16/02/12

Un punk di Washington Dc alle prese con house ed italo disco


Guadagnatasi un ruolo di tutto rispetto nelle gerarchie dell’emisfero elettronico, Planet Mu stabilisce che anche il 2012 sarà un anno improntato al lancio di nuovi talenti, in linea con gli exploit dei passati 12 mesi. Discorso articolato quello che riguarda Daniel Martin-McCormick, da Washington DC con furore. Poco più che debuttante con la sigla Ital, il nostro vanta lusinghieri trascorsi nella locale scena post-punk. Il primo nome che salta alla mente è ovviamente quello della Dischord di Ian McKaye…

Non a caso – giovanissimo - McCormick urlava dietro al microfono con i Black Eyes, formazione che realizzò due album da antologia a mezza via tra post-hardcore e ricercatezze no wave, proprio per la label dei Fugazi. Venne poi il tempo dei Mi Ami, che grazie anche agli sforzi di un altro colosso indipendente come la Thrill Jockey di Chicago, si ricavarono un ruolo per nulla marginale nell’evoluzione del suono post-punk più incline alla dance.

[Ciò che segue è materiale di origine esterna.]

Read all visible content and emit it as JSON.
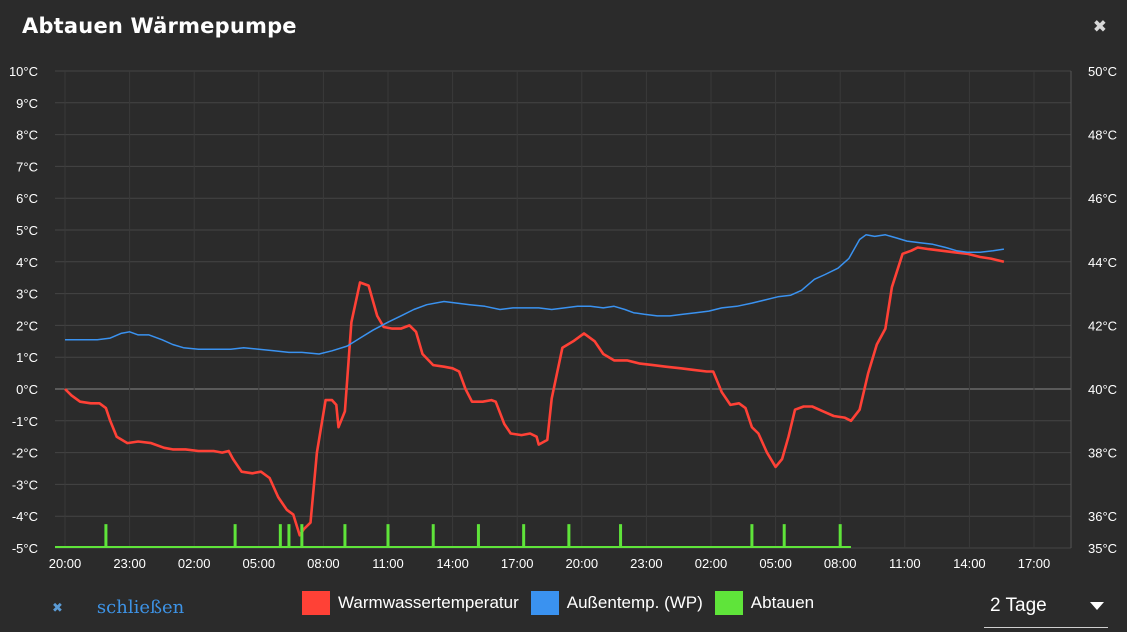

Il ritmo è da sempre un tarlo per McCormick che prima come Sex Worker – per il tanto chiacchierato marchio losangeleno Not Not Fun – e poi come Ital decide di abbracciare in maniera del tutto trasversale i dettami della house music e della italo disco. Al debutto sulla lunga distanza proprio per Planet Mu i suoi temi si fanno più virtuosi, merito di una visione d’insieme che certo non prescinde dai toni esplorativi del suo dna.

Ecco allora sovvertite le aspettative, grazie a subdoli inserimenti industrial-dub e a code strumentali che si affacciano sulle zone periferiche della techno minimale.

C’è un qualcosa di scultoreo in ‘Hive Mind’, un suono dagli aspetti quasi tridimensionali, dove le melodie ed i bridge sono sottoposti ad un sistematico lavoro di editing. E’ come se un tono fantasmatico avvolgesse tutto il disco, provocando insolite vibrazioni che ben si adattano alla personalità mutevole del protagonista. Se l’apertura con 'Doesn't Matter (If You Love Him)' rimanda a certi esperimenti dei Tackhead magari in salsa house, 'Floridian Void' si pone su territori più ambientali ed acquatici. C’è poi la disco straniante di 'Privacy Settings' ed ancora i toni dub di 'Israel' , per poi chiudere con 'Final Wave' , una strizzata a quel grande producer che è Moodymann. In buona sostanza un fiero mercato del battito dance, per chi è ancora ammaliato dalle arti del corpo.